Religious organization based in Madrid, Spain

The Union of Islamic Communities of Spain (UCIDE; Unión de Comunidades Islámicas de España) is a religious organization with seat centered in Madrid. It is supported by Spanish Islamic religious communities. UCIDE is registered in the Registry of Religious Entities at the Spanish Ministry of Presidency and has a cooperation agreement in force with the Community of Madrid.

Its purpose is the development of Islamic religious activities.
Under an agreement signed with the University of Valencia was established the Chair for the Three Religions for the research, teaching and information about Islam, Judaism, and Christianity.

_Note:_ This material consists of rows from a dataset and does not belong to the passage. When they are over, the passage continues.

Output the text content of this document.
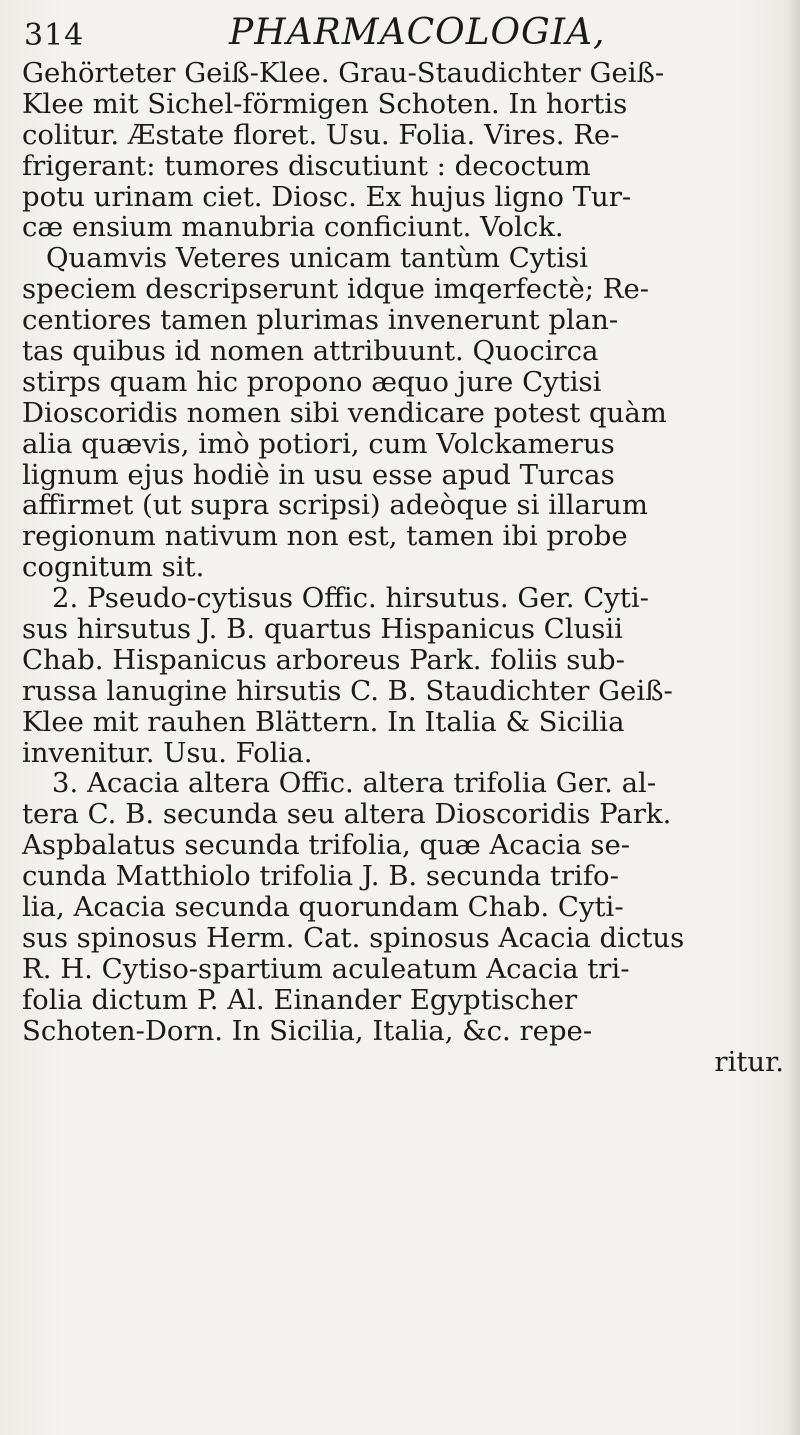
314	PHARMACOLOGIA,
Gehörteter Geiß-Klee. Grau-Staudichter Geiß-
Klee mit Sichel-förmigen Schoten. In hortis
colitur. Æstate floret. Usu. Folia. Vires. Re-
frigerant: tumores discutiunt : decoctum
potu urinam ciet. Diosc. Ex hujus ligno Tur-
cæ ensium manubria conficiunt. Volck.
Quamvis Veteres unicam tantùm Cytisi
speciem descripserunt idque imqerfectè; Re-
centiores tamen plurimas invenerunt plan-
tas quibus id nomen attribuunt. Quocirca
stirps quam hic propono æquo jure Cytisi
Dioscoridis nomen sibi vendicare potest quàm
alia quævis, imò potiori, cum Volckamerus
lignum ejus hodiè in usu esse apud Turcas
affirmet (ut supra scripsi) adeòque si illarum
regionum nativum non est, tamen ibi probe
cognitum sit.
2. Pseudo-cytisus Offic. hirsutus. Ger. Cyti-
sus hirsutus J. B. quartus Hispanicus Clusii
Chab. Hispanicus arboreus Park. foliis sub-
russa lanugine hirsutis C. B. Staudichter Geiß-
Klee mit rauhen Blättern. In Italia & Sicilia
invenitur. Usu. Folia.
3. Acacia altera Offic. altera trifolia Ger. al-
tera C. B. secunda seu altera Dioscoridis Park.
Aspbalatus secunda trifolia, quæ Acacia se-
cunda Matthiolo trifolia J. B. secunda trifo-
lia, Acacia secunda quorundam Chab. Cyti-
sus spinosus Herm. Cat. spinosus Acacia dictus
R. H. Cytiso-spartium aculeatum Acacia tri-
folia dictum P. Al. Einander Egyptischer
Schoten-Dorn. In Sicilia, Italia, &c. repe-
ritur.
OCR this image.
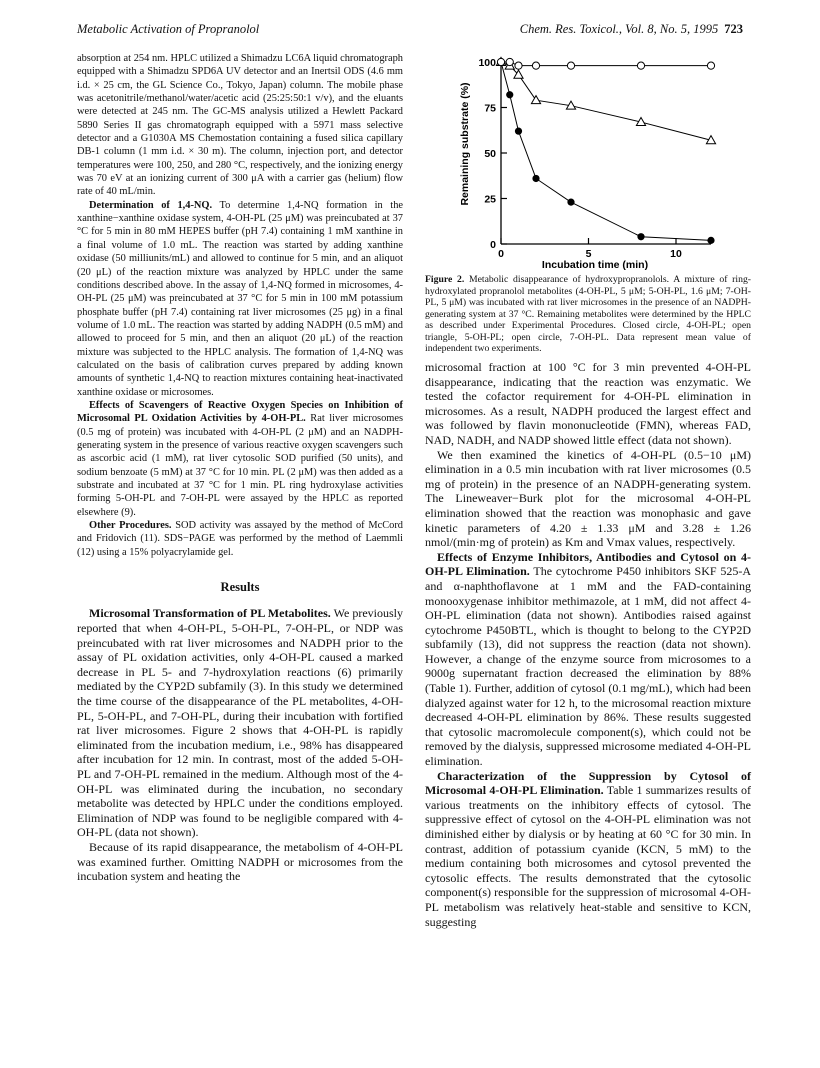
Metabolic Activation of Propranolol	Chem. Res. Toxicol., Vol. 8, No. 5, 1995 723

absorption at 254 nm. HPLC utilized a Shimadzu LC6A liquid chromatograph equipped with a Shimadzu SPD6A UV detector and an Inertsil ODS (4.6 mm i.d. × 25 cm, the GL Science Co., Tokyo, Japan) column. The mobile phase was acetonitrile/methanol/water/acetic acid (25:25:50:1 v/v), and the eluants were detected at 245 nm. The GC-MS analysis utilized a Hewlett Packard 5890 Series II gas chromatograph equipped with a 5971 mass selective detector and a G1030A MS Chemostation containing a fused silica capillary DB-1 column (1 mm i.d. × 30 m). The column, injection port, and detector temperatures were 100, 250, and 280 °C, respectively, and the ionizing energy was 70 eV at an ionizing current of 300 μA with a carrier gas (helium) flow rate of 40 mL/min.

Determination of 1,4-NQ. To determine 1,4-NQ formation in the xanthine−xanthine oxidase system, 4-OH-PL (25 μM) was preincubated at 37 °C for 5 min in 80 mM HEPES buffer (pH 7.4) containing 1 mM xanthine in a final volume of 1.0 mL. The reaction was started by adding xanthine oxidase (50 milliunits/mL) and allowed to continue for 5 min, and an aliquot (20 μL) of the reaction mixture was analyzed by HPLC under the same conditions described above. In the assay of 1,4-NQ formed in microsomes, 4-OH-PL (25 μM) was preincubated at 37 °C for 5 min in 100 mM potassium phosphate buffer (pH 7.4) containing rat liver microsomes (25 μg) in a final volume of 1.0 mL. The reaction was started by adding NADPH (0.5 mM) and allowed to proceed for 5 min, and then an aliquot (20 μL) of the reaction mixture was subjected to the HPLC analysis. The formation of 1,4-NQ was calculated on the basis of calibration curves prepared by adding known amounts of synthetic 1,4-NQ to reaction mixtures containing heat-inactivated xanthine oxidase or microsomes.

Effects of Scavengers of Reactive Oxygen Species on Inhibition of Microsomal PL Oxidation Activities by 4-OH-PL. Rat liver microsomes (0.5 mg of protein) was incubated with 4-OH-PL (2 μM) and an NADPH-generating system in the presence of various reactive oxygen scavengers such as ascorbic acid (1 mM), rat liver cytosolic SOD purified (50 units), and sodium benzoate (5 mM) at 37 °C for 10 min. PL (2 μM) was then added as a substrate and incubated at 37 °C for 1 min. PL ring hydroxylase activities forming 5-OH-PL and 7-OH-PL were assayed by the HPLC as reported elsewhere (9).

Other Procedures. SOD activity was assayed by the method of McCord and Fridovich (11). SDS−PAGE was performed by the method of Laemmli (12) using a 15% polyacrylamide gel.

Results

Microsomal Transformation of PL Metabolites. We previously reported that when 4-OH-PL, 5-OH-PL, 7-OH-PL, or NDP was preincubated with rat liver microsomes and NADPH prior to the assay of PL oxidation activities, only 4-OH-PL caused a marked decrease in PL 5- and 7-hydroxylation reactions (6) primarily mediated by the CYP2D subfamily (3). In this study we determined the time course of the disappearance of the PL metabolites, 4-OH-PL, 5-OH-PL, and 7-OH-PL, during their incubation with fortified rat liver microsomes. Figure 2 shows that 4-OH-PL is rapidly eliminated from the incubation medium, i.e., 98% has disappeared after incubation for 12 min. In contrast, most of the added 5-OH-PL and 7-OH-PL remained in the medium. Although most of the 4-OH-PL was eliminated during the incubation, no secondary metabolite was detected by HPLC under the conditions employed. Elimination of NDP was found to be negligible compared with 4-OH-PL (data not shown).

Because of its rapid disappearance, the metabolism of 4-OH-PL was examined further. Omitting NADPH or microsomes from the incubation system and heating the

Remaining substrate (%)
Incubation time (min)
0
25
50
75
100
0	5	10
Figure 2. Metabolic disappearance of hydroxypropranolols. A mixture of ring-hydroxylated propranolol metabolites (4-OH-PL, 5 μM; 5-OH-PL, 1.6 μM; 7-OH-PL, 5 μM) was incubated with rat liver microsomes in the presence of an NADPH-generating system at 37 °C. Remaining metabolites were determined by the HPLC as described under Experimental Procedures. Closed circle, 4-OH-PL; open triangle, 5-OH-PL; open circle, 7-OH-PL. Data represent mean value of independent two experiments.

microsomal fraction at 100 °C for 3 min prevented 4-OH-PL disappearance, indicating that the reaction was enzymatic. We tested the cofactor requirement for 4-OH-PL elimination in microsomes. As a result, NADPH produced the largest effect and was followed by flavin mononucleotide (FMN), whereas FAD, NAD, NADH, and NADP showed little effect (data not shown).

We then examined the kinetics of 4-OH-PL (0.5−10 μM) elimination in a 0.5 min incubation with rat liver microsomes (0.5 mg of protein) in the presence of an NADPH-generating system. The Lineweaver−Burk plot for the microsomal 4-OH-PL elimination showed that the reaction was monophasic and gave kinetic parameters of 4.20 ± 1.33 μM and 3.28 ± 1.26 nmol/(min·mg of protein) as Km and Vmax values, respectively.

Effects of Enzyme Inhibitors, Antibodies and Cytosol on 4-OH-PL Elimination. The cytochrome P450 inhibitors SKF 525-A and α-naphthoflavone at 1 mM and the FAD-containing monooxygenase inhibitor methimazole, at 1 mM, did not affect 4-OH-PL elimination (data not shown). Antibodies raised against cytochrome P450BTL, which is thought to belong to the CYP2D subfamily (13), did not suppress the reaction (data not shown). However, a change of the enzyme source from microsomes to a 9000g supernatant fraction decreased the elimination by 88% (Table 1). Further, addition of cytosol (0.1 mg/mL), which had been dialyzed against water for 12 h, to the microsomal reaction mixture decreased 4-OH-PL elimination by 86%. These results suggested that cytosolic macromolecule component(s), which could not be removed by the dialysis, suppressed microsome mediated 4-OH-PL elimination.

Characterization of the Suppression by Cytosol of Microsomal 4-OH-PL Elimination. Table 1 summarizes results of various treatments on the inhibitory effects of cytosol. The suppressive effect of cytosol on the 4-OH-PL elimination was not diminished either by dialysis or by heating at 60 °C for 30 min. In contrast, addition of potassium cyanide (KCN, 5 mM) to the medium containing both microsomes and cytosol prevented the cytosolic effects. The results demonstrated that the cytosolic component(s) responsible for the suppression of microsomal 4-OH-PL metabolism was relatively heat-stable and sensitive to KCN, suggesting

It is a co-founder of the Islamic Commission of Spain (CIE), representative at the Spanish State, and of the Muslim Council for Cooperation in Europe (CMCE), representative organ at the European Union. After death of Riaj Tatary, the elected president is Aiman Adlbi, who is part of the Advisory Commission on Religious Freedom.

==History==
In the 1960s groups of Muslim university students created student associations and cultural centers, evolving into the "Muslim Students Union of Spain". In 1967, Spain enacted the first law allowing Muslims to organize for religious purposes, becoming in 1968 the nationwide "Muslim Association of Spain" with its central seat in Madrid. It was registered in 1971. They actively contributed to the preparation of the Spanish Constitution of 1978 and the Statutory Law on Religious Freedom of 1980. In the same year the Union of Islamic Communities of Spain emerged, with registration in 1991.

In 1989 the "declaration of notorious rooting" of Islam in Spain, was developed, prior to the negotiation and signing the "Cooperation Agreement" between the Spanish State and the "Islamic Commission of Spain", which was established for this purpose with another federation in 1992.

The Economic Convention about teachers of Islamic religious education in schools and the curriculum of the courses to study was approved and published by early 1996 to edit later the religion textbooks Discover Islam for Primary. That same year it created in Strasbourg the "Muslim Council for Cooperation in Europe" (CMCE), with UCIDE as a founding member.

In 2006, the inclusion at the Social Security system for imams and the regulation of prison religious assistants was achieved. The Union of Islamic Communities of Spain has collaboration agreements with Al-Azhar University in Cairo and the Islamic World Educational, Scientific and Cultural Organization, which participates in joint projects with the Spanish State's Foundation for Pluralism and Coexistence.

==Representatives==
After the 2020 elections UCIDE representatives include:
- President: Aiman Adlbi
- Vice-president: Laarbi Allal Maateis also president of the UCIDE in Ceuta.
The Union is headquartered at the offices of the Muslim Association of Spain as well as the Islamic Community of Madrid, Abu-Bakr Mosque (Madrid).
UCIDE also adopts the regional organization of the State, coordinated from its regional offices with their elected representatives.